Incidentally, I just finished reading Clive Thompson’s 2019 book, Coders: The Making of a New Tribe and the Remaking of the World. It’s quite a good book, and well worth checking out. The final chapter is a real eyebrow-raiser at this juncture. The chapter — “Blue Collar Coding” — is about how the demand for skilled coders is so great, and the market for coding jobs is so promising, that we are heading for a future where more and more people make their careers out of learning to code.
That was the future, circa 2019. (Or, at least, it was a claim that had the aura of futurity to it.) Major resource investments were made, for YEARS, premised upon the belief that the future would both demand and reward people with a coder’s sensibilities and skills. The developments in agentic coding are indeed a radical challenge to the people and programs who were tied up in those claims for the past decade or so. This is a big deal for them. But there is a layer of insulation between those circles and mass society.

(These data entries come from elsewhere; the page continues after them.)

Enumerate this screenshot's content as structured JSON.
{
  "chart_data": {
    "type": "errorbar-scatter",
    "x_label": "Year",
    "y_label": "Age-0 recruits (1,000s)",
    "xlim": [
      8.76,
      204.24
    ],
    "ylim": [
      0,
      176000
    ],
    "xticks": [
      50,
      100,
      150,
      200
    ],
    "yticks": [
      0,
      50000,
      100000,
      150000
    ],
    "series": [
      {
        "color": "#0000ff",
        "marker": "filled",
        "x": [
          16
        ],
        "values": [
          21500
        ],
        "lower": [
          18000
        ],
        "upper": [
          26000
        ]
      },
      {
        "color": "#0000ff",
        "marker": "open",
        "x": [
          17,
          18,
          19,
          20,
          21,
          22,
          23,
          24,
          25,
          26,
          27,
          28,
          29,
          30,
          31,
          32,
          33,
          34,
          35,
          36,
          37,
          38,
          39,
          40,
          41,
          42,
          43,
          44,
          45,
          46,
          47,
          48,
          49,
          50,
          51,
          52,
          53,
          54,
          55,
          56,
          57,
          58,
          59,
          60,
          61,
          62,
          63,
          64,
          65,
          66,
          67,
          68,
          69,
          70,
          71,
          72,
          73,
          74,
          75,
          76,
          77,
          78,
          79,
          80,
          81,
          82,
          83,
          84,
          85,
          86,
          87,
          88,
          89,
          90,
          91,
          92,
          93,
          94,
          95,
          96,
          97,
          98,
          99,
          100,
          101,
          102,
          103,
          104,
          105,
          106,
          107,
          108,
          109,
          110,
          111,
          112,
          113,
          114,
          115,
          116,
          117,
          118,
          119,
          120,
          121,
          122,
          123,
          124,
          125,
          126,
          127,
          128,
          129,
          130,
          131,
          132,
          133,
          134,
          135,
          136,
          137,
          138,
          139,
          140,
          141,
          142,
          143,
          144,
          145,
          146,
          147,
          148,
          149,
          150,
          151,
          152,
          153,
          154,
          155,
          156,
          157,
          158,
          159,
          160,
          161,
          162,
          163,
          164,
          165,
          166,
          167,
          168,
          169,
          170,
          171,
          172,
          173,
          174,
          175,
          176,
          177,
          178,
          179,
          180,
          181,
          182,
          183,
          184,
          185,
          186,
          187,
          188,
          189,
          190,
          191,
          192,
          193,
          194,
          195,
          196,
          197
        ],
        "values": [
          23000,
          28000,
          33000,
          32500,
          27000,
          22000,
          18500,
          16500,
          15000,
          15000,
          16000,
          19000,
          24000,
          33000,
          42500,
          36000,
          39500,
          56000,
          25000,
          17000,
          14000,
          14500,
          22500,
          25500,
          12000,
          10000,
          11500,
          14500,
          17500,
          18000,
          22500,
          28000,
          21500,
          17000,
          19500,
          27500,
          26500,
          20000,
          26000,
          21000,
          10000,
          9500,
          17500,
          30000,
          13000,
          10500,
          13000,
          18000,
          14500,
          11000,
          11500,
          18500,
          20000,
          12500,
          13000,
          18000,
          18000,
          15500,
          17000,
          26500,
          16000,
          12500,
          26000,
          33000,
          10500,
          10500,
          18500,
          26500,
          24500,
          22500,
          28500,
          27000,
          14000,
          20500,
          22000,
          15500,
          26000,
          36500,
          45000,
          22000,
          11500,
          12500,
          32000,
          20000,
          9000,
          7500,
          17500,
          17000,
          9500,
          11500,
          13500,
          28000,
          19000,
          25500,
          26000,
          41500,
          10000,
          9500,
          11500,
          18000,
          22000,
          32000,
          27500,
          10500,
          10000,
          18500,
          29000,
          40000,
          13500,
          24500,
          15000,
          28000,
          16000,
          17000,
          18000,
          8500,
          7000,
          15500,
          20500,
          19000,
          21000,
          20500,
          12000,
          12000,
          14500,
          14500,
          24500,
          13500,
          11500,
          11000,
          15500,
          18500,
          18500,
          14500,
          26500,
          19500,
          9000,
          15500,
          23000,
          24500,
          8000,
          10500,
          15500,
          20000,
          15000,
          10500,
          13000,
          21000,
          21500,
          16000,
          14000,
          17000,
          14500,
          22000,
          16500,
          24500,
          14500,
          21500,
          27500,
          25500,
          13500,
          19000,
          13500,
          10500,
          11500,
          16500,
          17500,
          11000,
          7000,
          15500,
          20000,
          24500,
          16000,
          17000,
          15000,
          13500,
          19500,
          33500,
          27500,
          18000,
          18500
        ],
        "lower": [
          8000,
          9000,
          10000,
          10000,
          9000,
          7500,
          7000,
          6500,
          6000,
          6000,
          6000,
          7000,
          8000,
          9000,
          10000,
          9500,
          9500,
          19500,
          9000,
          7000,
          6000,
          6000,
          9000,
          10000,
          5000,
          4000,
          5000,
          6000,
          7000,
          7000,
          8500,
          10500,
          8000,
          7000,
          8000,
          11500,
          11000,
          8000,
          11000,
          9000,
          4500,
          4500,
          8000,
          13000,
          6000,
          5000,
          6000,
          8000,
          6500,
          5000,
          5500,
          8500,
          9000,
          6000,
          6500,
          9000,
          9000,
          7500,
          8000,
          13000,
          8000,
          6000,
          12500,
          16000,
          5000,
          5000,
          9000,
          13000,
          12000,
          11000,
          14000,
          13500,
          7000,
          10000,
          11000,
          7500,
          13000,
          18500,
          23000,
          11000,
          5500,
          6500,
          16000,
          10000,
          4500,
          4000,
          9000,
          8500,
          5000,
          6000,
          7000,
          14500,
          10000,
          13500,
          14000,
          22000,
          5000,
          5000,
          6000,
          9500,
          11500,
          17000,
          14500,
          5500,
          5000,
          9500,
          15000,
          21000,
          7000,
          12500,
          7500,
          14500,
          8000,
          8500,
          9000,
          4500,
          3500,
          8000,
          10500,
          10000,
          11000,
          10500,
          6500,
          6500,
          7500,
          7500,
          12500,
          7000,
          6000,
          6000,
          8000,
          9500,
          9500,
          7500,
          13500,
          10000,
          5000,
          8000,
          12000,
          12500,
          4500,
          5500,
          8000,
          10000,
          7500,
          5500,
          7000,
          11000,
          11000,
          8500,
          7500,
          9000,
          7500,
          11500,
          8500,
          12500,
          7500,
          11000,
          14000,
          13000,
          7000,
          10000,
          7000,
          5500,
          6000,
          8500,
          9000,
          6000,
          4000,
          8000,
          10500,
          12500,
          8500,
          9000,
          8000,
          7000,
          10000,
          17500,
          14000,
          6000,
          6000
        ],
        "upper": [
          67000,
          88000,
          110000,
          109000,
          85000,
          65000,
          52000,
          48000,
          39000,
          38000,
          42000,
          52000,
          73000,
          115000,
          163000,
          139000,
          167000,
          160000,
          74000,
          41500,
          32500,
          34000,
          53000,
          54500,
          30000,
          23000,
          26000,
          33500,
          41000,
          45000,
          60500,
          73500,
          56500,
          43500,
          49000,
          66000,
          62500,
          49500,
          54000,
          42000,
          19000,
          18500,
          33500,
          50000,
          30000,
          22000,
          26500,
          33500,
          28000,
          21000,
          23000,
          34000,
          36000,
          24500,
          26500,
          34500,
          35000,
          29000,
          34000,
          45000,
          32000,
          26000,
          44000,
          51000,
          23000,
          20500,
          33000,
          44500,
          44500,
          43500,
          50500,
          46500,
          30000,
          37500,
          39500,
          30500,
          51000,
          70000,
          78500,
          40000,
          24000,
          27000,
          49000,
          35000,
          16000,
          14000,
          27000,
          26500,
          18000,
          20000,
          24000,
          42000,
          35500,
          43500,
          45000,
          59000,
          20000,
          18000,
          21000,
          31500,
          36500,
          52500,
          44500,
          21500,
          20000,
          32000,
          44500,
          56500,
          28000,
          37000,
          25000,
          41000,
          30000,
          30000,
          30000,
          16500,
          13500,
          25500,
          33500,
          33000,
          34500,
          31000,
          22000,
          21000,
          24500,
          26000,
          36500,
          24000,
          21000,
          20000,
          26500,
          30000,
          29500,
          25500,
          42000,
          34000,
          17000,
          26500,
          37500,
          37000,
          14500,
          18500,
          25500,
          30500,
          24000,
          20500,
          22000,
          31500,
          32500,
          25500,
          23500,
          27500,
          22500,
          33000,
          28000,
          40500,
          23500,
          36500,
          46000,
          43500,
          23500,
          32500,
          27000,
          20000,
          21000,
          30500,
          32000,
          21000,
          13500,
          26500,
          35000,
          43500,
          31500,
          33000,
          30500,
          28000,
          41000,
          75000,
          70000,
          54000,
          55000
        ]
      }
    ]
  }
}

Linux didn’t conquer the world, because Linux demanded a relationship to software that most people didn’t want to have. I continue to pay arguably-too-much for my Macbook because I want to have a certain type of relationship to computing. Coding is not something I want to do. Linux did partially did conquer the software world, though. And Claude Code might conquer the software world as well. But the trajectory is probably going to abruptly slow down, because its creators don’t recognize the gap.
The promise of vibecoding is that now you can code without learning to code. And I suspect a meaningful part of what comes next is that the people who did not want to have a coder’s relationship with computing simply won’t get into vibecoding.
Think of Claude Code as a tool for empowerment. But many people aren’t asking for empowerment, at least within the boundaries of their relationship to a computer. What they want instead is convenience.
(And, of course, all this is happening against the backdrop of eye-watering expenditures. Agentic coding needs to be a revolution for the masses, or else the finances don’t work out. But that’s a story for another day.)
Sidenote: apparently the youngs have seen Clueless? I remain baffled. What a random piece of mass culture from my youth for them to be familiar with.



As a software developer who generally thinks vibecoding still isn't worth it, the real test will be can it transform *Scientist* code. Scientists need to code a lot, are generally bad at it, but also care a *lot* about precision and accuracy in a way vibecoding works against. A model that overall improves the quality of scientist code can actually do a lot of good.
I can think of some obvious apps to vibecode. How about one that takes a list of my friends, looks up what they've posted on Facebook for the last 30 days and gives me a reverse chronological list of their posts? How about one that does a Google search and eliminates the advertisements, the web sites that are full of fatuous, probably AI generated, textual padding and shows me the remaining hits? How about one that gives me the list of Netflix offerings in a particular genre showing the teaser panel and the full descriptive text for each? How about one for Amazon that lets me search for vendors but ignore results offering products that I didn't search for and places close textual matches, like those matching the name of a book and its author, at the top?
I'm sure there's a felony contempt of business model here to prevent this kind of app from getting written, but AI might make it easier to disenshittificate the internet.